Towards Robust Speech Deepfake Detection via Human-Inspired Reasoning
AI 摘要
提出HIR-SDD,结合大型音频语言模型和人类推理,提升语音深度伪造检测的鲁棒性和可解释性。
主要贡献
- 提出HIR-SDD框架
- 结合大型音频语言模型和人类推理
- 构建人类标注数据集用于链式思考推理
方法论
利用人类标注数据集,训练大型音频语言模型进行链式思考推理,提供可解释的深度伪造检测结果。
原文摘要
The modern generative audio models can be used by an adversary in an unlawful manner, specifically, to impersonate other people to gain access to private information.

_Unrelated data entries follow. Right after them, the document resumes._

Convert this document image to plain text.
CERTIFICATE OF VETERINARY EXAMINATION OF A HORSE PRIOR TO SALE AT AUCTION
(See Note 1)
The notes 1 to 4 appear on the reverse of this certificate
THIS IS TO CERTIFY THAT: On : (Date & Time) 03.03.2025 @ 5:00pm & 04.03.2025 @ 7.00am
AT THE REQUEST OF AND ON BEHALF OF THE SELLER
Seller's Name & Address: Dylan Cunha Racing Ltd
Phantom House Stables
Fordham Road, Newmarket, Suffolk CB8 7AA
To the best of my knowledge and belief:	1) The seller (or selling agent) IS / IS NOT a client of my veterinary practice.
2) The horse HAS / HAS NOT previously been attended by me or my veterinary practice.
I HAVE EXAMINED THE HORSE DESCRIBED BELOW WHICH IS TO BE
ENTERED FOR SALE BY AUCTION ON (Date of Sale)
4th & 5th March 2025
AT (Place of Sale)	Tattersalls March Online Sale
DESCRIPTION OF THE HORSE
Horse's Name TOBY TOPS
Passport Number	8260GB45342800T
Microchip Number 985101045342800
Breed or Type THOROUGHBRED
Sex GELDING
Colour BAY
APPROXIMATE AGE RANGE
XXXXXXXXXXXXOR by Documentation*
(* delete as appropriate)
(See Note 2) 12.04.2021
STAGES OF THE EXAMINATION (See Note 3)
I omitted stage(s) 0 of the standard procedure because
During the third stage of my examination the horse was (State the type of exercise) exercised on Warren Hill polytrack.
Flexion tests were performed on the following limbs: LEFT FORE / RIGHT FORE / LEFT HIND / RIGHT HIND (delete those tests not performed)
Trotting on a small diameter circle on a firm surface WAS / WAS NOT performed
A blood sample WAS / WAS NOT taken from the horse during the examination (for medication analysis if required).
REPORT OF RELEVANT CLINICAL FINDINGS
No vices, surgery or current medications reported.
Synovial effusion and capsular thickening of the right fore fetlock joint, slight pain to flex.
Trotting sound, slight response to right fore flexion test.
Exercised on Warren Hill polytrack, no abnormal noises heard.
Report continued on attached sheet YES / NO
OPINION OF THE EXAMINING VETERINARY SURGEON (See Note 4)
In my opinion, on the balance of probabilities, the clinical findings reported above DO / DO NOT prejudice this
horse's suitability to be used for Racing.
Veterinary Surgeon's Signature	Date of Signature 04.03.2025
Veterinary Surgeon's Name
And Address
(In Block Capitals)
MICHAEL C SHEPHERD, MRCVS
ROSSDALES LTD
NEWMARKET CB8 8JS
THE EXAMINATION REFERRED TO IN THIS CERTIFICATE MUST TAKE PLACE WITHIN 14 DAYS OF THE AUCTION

To mitigate this issue, speech deepfake detection (SDD) methods started to evolve. Unfortunately, current SDD methods generally suffer from the lack of generalization to new audio domains and generators. More than that, they lack interpretability, especially human-like reasoning that would naturally explain the attribution of a given audio to the bona fide or spoof class and provide human-perceptible cues. In this paper, we propose HIR-SDD, a novel SDD framework that combines the strengths of Large Audio Language Models (LALMs) with the chain-of-thought reasoning derived from the novel proposed human-annotated dataset. Experimental evaluation demonstrates both the effectiveness of the proposed method and its ability to provide reasonable justifications for predictions.